As I was pressing the button, trying to un-jam the door, a great ripping sound tore through the air of my portrait (not that there is any air, there are just places that do and do not have paint). I halted, turning. A knife was buried in Tom's face, having been dragged from below. Sirius was standing there, an angry gleam in his eyes. I screamed and ran, hiding on another floor.
"He killed Tom." I kept muttering it over and over. "Sirius Black... he killed Tom."
I was off duty for a long time, shocked. Sirius, who had been my favorite, had destroyed Tom. The paint that made him up was on the floor of my old portrait, I saw when they carried it away to get me a new one. I didn't find out the truth for years, not until Harry killed Voldemort.
Tom was Voldemort, and Sirius had killed him because Tom was a fragment of Voldemort's soul.
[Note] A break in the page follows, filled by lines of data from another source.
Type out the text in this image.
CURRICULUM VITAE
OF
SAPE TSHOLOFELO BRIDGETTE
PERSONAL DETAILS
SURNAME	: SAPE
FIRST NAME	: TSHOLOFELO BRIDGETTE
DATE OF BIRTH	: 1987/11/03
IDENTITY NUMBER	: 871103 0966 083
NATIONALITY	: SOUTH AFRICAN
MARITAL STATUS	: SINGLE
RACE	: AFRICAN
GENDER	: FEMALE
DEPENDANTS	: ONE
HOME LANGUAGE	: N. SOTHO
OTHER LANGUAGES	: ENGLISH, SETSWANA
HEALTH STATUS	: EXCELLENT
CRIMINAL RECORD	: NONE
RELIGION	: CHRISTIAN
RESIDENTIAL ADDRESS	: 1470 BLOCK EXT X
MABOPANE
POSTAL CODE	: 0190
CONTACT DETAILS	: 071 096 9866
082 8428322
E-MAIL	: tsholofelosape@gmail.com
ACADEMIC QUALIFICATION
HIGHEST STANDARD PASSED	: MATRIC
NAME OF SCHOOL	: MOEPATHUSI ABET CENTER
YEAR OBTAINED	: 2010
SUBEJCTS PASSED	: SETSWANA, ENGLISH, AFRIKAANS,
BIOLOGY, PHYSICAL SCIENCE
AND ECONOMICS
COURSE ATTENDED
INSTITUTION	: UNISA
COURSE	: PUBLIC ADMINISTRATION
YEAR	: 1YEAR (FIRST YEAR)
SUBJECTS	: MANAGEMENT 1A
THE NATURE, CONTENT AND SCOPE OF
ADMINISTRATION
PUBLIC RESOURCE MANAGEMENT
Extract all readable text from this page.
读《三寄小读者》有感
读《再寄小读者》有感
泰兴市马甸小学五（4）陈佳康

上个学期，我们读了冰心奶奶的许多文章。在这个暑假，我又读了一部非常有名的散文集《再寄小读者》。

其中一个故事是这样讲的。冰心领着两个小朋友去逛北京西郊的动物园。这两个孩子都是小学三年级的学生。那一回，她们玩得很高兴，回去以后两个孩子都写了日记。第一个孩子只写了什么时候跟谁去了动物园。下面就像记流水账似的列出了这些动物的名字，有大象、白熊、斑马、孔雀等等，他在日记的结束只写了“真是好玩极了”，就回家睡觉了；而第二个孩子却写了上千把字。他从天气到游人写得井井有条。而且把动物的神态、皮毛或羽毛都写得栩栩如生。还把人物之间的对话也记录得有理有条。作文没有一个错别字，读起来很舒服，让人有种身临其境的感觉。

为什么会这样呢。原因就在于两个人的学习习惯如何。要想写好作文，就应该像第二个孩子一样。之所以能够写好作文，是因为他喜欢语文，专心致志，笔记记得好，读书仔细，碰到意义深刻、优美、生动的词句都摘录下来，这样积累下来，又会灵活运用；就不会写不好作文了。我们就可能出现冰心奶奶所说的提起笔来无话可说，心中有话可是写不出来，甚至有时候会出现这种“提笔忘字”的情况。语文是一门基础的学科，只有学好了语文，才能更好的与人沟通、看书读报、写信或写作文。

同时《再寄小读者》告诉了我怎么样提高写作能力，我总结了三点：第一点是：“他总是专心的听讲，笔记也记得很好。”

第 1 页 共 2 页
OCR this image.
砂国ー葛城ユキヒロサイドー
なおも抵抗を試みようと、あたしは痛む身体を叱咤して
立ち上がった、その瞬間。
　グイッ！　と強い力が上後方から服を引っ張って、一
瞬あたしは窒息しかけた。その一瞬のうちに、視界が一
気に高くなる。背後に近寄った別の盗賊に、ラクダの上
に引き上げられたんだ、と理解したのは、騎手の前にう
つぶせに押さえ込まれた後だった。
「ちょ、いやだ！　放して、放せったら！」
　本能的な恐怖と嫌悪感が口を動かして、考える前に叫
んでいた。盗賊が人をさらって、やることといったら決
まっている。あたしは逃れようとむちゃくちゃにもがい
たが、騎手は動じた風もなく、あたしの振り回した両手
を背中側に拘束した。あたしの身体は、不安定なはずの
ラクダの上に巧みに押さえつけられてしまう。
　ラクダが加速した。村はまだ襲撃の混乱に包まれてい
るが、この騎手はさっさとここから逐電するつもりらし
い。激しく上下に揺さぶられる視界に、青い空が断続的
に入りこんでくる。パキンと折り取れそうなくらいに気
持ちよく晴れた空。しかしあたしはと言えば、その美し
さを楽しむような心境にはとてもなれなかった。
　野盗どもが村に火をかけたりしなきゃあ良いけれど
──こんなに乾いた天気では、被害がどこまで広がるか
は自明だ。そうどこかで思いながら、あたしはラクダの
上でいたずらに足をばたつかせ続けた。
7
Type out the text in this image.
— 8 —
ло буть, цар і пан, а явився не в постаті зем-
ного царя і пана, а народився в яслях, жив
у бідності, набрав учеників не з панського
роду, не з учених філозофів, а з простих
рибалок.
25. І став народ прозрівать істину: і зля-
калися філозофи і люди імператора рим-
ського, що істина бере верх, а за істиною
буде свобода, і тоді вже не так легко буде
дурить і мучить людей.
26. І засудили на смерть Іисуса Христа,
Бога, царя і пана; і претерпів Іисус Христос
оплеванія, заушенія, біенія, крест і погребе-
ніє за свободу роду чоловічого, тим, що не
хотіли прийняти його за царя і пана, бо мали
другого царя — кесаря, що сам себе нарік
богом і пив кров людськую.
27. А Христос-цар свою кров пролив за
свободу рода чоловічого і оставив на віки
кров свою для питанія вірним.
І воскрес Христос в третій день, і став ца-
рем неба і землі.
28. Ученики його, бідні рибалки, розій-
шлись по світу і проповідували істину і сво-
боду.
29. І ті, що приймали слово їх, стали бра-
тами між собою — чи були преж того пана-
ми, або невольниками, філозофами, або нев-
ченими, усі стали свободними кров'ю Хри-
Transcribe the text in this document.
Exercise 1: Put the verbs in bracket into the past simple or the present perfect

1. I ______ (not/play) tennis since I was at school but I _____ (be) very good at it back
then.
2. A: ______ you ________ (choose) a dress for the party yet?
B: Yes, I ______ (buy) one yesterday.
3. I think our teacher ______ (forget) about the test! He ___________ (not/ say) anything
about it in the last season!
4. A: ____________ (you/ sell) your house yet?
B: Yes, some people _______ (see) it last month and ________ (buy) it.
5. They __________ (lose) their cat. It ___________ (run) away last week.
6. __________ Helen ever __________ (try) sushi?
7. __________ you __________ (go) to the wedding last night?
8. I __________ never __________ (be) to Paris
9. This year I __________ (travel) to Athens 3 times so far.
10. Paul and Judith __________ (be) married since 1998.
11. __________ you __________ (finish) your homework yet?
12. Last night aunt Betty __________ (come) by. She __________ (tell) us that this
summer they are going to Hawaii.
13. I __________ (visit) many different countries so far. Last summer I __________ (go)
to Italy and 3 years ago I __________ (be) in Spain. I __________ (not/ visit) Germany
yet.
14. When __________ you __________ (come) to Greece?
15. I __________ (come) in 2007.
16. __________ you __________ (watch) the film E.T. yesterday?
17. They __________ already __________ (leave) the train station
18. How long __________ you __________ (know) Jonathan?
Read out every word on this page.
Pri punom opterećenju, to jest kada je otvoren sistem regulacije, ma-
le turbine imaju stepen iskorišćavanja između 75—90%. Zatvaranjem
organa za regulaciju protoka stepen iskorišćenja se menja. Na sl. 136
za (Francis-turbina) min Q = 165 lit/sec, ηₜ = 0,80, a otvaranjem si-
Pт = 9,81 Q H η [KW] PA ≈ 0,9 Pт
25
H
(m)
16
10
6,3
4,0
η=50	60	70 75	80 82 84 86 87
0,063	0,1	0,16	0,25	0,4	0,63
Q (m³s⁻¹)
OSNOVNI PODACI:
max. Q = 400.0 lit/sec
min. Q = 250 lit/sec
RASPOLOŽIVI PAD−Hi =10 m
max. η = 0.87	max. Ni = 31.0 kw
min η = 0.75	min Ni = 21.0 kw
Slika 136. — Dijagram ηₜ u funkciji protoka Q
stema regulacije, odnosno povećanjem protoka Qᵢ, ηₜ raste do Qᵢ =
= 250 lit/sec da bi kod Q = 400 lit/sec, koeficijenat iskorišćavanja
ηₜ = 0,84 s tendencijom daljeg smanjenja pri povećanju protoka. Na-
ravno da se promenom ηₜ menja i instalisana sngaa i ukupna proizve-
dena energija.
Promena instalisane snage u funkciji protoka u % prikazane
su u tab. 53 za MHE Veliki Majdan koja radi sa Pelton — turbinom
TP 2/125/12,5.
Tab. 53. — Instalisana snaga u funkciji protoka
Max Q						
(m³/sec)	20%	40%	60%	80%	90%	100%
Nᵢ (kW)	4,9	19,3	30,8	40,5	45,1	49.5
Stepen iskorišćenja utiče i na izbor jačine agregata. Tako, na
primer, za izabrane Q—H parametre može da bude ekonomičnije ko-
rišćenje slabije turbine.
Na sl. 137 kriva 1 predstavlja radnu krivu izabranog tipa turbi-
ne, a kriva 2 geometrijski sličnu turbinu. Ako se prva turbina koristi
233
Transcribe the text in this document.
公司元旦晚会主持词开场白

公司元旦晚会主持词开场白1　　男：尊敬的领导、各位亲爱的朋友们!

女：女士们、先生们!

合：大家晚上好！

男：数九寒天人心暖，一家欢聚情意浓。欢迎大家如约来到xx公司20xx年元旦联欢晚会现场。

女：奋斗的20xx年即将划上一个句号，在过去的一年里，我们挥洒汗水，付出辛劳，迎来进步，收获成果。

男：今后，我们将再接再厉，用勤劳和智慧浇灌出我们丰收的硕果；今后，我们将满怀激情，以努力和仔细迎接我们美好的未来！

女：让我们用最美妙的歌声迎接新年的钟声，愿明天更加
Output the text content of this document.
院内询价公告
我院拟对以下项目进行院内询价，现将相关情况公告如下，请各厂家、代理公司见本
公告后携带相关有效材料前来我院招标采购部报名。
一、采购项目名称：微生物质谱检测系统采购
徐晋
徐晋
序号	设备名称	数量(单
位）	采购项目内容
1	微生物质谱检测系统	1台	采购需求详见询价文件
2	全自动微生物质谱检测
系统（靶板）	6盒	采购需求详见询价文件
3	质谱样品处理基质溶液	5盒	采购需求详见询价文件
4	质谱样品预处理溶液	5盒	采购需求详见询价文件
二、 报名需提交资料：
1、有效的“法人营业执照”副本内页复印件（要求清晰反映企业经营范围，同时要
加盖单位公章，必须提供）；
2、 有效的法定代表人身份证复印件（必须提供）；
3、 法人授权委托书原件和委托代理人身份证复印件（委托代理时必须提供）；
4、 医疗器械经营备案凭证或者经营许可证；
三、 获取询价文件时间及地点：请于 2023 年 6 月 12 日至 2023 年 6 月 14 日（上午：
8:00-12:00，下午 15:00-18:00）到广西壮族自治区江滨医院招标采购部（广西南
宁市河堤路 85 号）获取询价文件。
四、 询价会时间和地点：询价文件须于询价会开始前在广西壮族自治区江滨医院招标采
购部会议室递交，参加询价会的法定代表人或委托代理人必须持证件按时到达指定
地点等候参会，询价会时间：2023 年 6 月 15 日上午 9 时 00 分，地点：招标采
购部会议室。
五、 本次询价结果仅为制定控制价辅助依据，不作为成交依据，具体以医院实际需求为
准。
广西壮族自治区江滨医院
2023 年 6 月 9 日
It was always said that Portrait's were like horcruxes... and yet, no one really knew how true that was until then. Everyone except Sirius. If I hadn't been talking with Tom, Sirius would still be alive, I think. If I hadn't panicked...
Well, I really can't regret much. I'm just paint and soul. But I can't help but wonder, am I really just a painting with personality, or am I like Tom? Am I a piece of a person torn away just because I exist? I don't think I'll ever know, but I wish I did.
Author's Note: I dunno, I just thought of that. I don't know if it makes any sense, but that's my take on what happened that night.